The researchers employed animal models to host the newly found bacteria in order to explore their theory further. These tests revealed that the bacteria not only caused the animal models to develop the blood markers observed in people who are at risk for RA but that some of the models also developed full-blown RA.

“Our collaborators led by Drs. Eddie James and Jane Buckner of Benaroya Research Institute confirmed that the T cells in the blood of people with RA will respond to these bacteria, but people who are otherwise healthy do not respond to these bacteria,” Kuhn says. “Through studies in human and animal models, we were able to identify these bacteria as being associated with the risk for developing RA. They trigger an RA-like disease in the animal models, and in humans, we can show that this bacterium seems to be triggering immune responses specific to RA.”

A new target for RA

If the unique species of bacteria is indeed driving the immune response that leads to RA in individuals already at risk for the disease, Kuhn says, it might be possible to target the bacteria with medication to prevent that response from happening.

“The next thing we want to do is identify, in larger populations of individuals at risk for RA, if these bacteria correlate with other genetic, environmental, and mucosal immune responses, and then ultimately, the development of RA,” Kuhn says. “Then we could say, ‘This is a marker that’s useful in helping predict who will go on to develop RA,’ and apply prevention strategies. The other opportunity there is that if we can understand how it is triggering these immune responses, we might be able to block the bacteria’s ability to do that. “

Studying the trigger mechanism

The research took five years to conduct and analyze, Kuhn says, helped along by individuals who discovered they were at risk for RA and volunteered to support the research effort. Eventually, the researchers want to examine exactly how the bacteria triggers the immune response, as well as different methods of preventing the reaction from happening.

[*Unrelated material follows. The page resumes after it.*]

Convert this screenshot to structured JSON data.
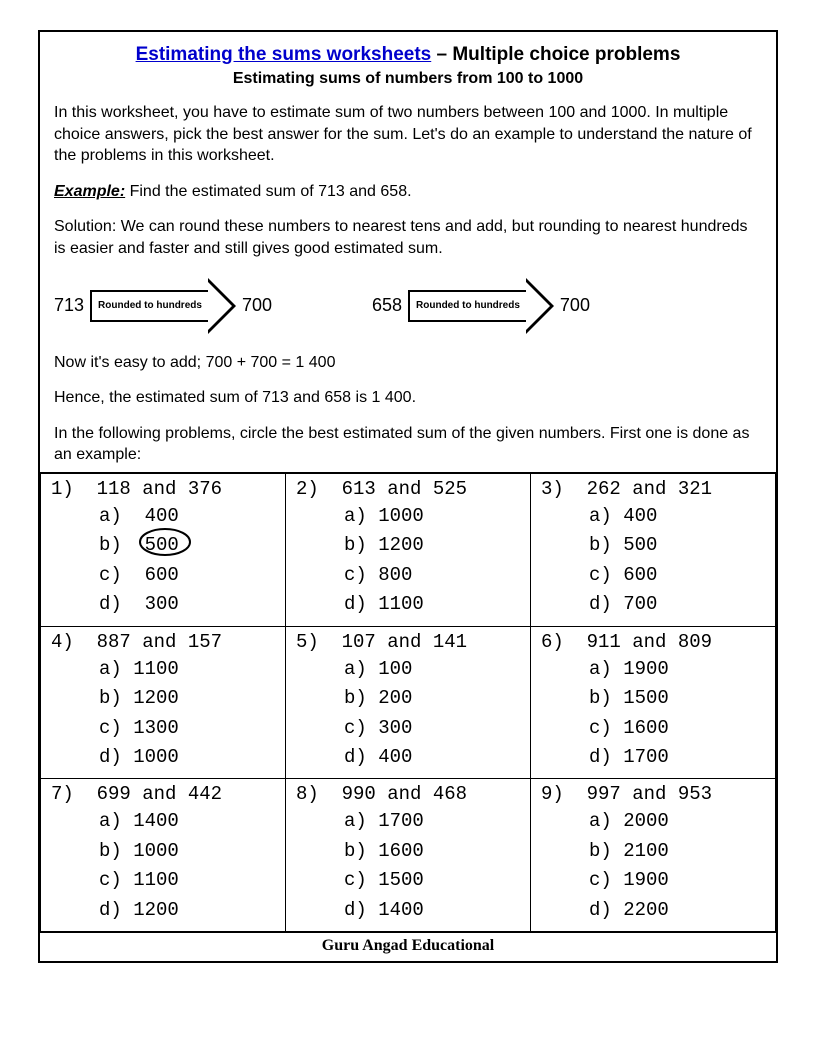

“There are a lot of different technologies that are just starting to come out that could selectively target a bacterium in the gut microbiome, for example, to prevent it from having immunogenic effects on the host,” she says. “For a long time, people have thought that antibiotics could be a useful therapy for RA, but rather than the sledgehammer effect of a traditional antibiotic that’s going to wipe out a large group of bacteria, we might be able to selectively target this bacterium or its effects.”

Reference: “Clonal IgA and IgG autoantibodies from individuals at risk for rheumatoid arthritis identify an arthritogenic strain of Subdoligranulum” by Meagan E. Chriswell, Adam R. Lefferts, Michael R. Clay, Alex Ren Hsu, Jennifer Seifert, Marie L. Feser, Cliff Rims, Michelle S. Bloom, Elizabeth A. Bemis, Sucai Liu, Megan D. Maerz, Daniel N. Frank, M. Kristen Demoruelle, Kevin D. Deane, Eddie A. James, Jane H. Buckner, William H. Robinson, V. Michael Holers and Kristine A. Kuhn, 26 October 2022, Science Translational Medicine.